6 Reasons Why Pepper Plants Turn Yellow and How to Fix It
Pepper plants can be finicky to grow because they face a wide number of problems. For example, there are half a dozen problems that can cause pepper plants to yellow. It can be tricky to identify the cause of the yellowing, but with a keen eye, you can figure out the issue before it becomes serious. Let’s find out why your pepper plants are turning yellow, and how to fix them.
The 6 Reasons Why Pepper Plants Turn Yellow
1. Overwatering and Underwatering
Pepper plants need a specific amount of water to thrive and deviating from that range can cause yellow spots and more systemic yellowing. One problem that can simulate underwatering is compacted soil where water can’t flow to the roots. Make sure that your soil isn’t compacted and slowly increase how much water you give your plant.
Overwatering is a common issue, too. When your plant doesn’t have adequate drainage, it will become stagnant and promote root rot while washing away valuable nutrients. Ensure that your plants have holes in the bottom of their pot or well-draining soil for plants in the ground. To prevent overwatering in the future, carefully monitor the amount the plant needs and don’t rewater until the soil is dry to the touch. If it’s cracking, you’ve waited too long.
2. Nutritional Deficiency
The easiest way to check if the yellowing is caused by a nutritional deficiency is to look at the base of your plant. If the yellowing is starting from the base and spreading upward, it means the roots aren’t getting enough nutrients. Common deficiencies include nitrogen, calcium, iron, and magnesium. Plants with a magnesium deficiency will often show yellow leaves except for the veins, so watch out for that, too.
The best way to prevent and cure deficiencies is with a well-balanced fertilizer. The most common products available will usually have nitrogen, calcium, and magnesium along with some other nutrients. For magnesium deficiencies, you can add small amounts of Epsom salt to the soil, and eggshells will help provide calcium.
The most common diseases that cause pepper plants to yellow are bacterial leaf spot, southern blight, fusarium wilt, and phytophthora blight. The best way to prevent all these is to avoid extreme moisture and excessive aridity. Diseased portions of plants are untreatable and need to be removed to avoid spreading to the rest of the plant or other plants. Unfortunately, you won’t be able to plant nightshade plants in areas that have been diseased within the past year.

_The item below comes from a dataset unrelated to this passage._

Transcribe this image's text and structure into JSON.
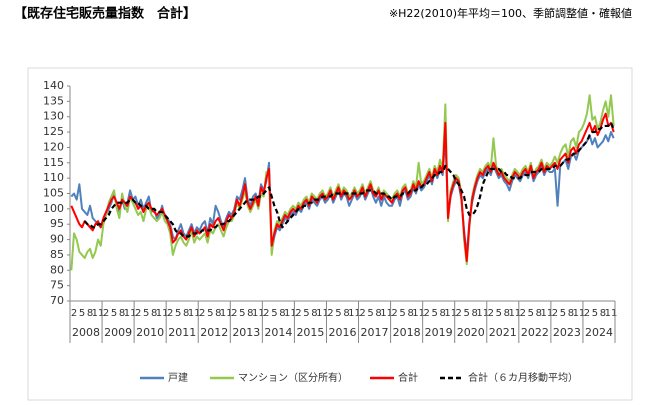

To help avoid these diseases in the first place, ensure that you’re watering the base of the plant and not the leaves. Excessive moisture lingering on the leaves can quickly turn to disease, so be careful.
4. Harmful Pests
Mites and aphids feasting on your pepper plants can cause yellowing, but usually, the issue is mild unless you have a heavy infestation. Small yellow dots are symptomatic of a pest problem, while whole leaves would take a lot of mites or aphids. In such cases, you would also be able to easily see the bugs.
To kill and repel these bugs, spray neem oil or use insecticidal soap on your pepper plant. These will kill mites and aphids while not harming beneficial insects or leaving a chemical residue. Heavier pesticides are also effective, but they’ll kill all insects in the process.
5. Too Much Chlorine
Excess chlorine from fertilizer or tap water can essentially overdose your plants with chlorine and cause them to yellow. However, cases of plants receiving too much chlorine are extremely rare. We’d suggest checking the other entries on this list before investigating the possibility.

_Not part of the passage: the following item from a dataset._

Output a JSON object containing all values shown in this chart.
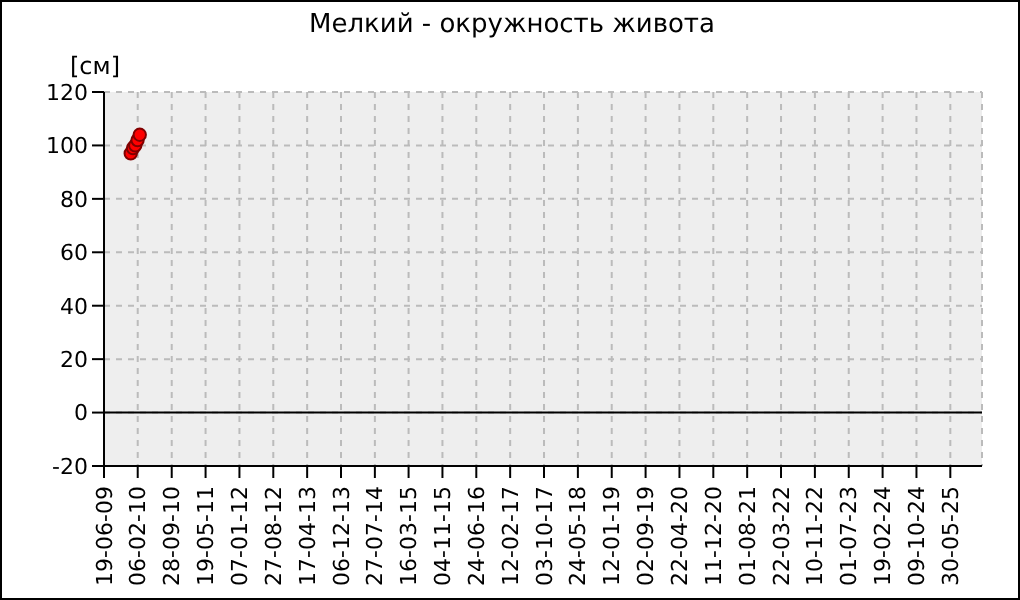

Thankfully, there’s an easy fix in the event that you run into this problem. You can manage excessive chlorine by washing away the chlorine with unchlorinated water or by letting rain cleanse the plant and soil.
6. Cold Temperatures
Pepper plants are known to prefer warm temperatures, doing poorly under their preferred range of 70°F–80°F. Yellowing can start at below 60°F, with plants being in danger of dying once temperatures reach 40°F or below. Yellowing generally gets more severe as the temperature drops.
Covering your pepper plants when it gets chilly can help mitigate the worst of the damage, although you can’t control the temperature. If it gets down to freezing, you’ll have to face the possibility that your plants will die.
Pepper plants are a great way to get some color and spice into the kitchen, but numerous issues can cause them to turn yellow. Nutritional deficiencies are the most common cause of yellowing pepper plants, with improper watering a close second.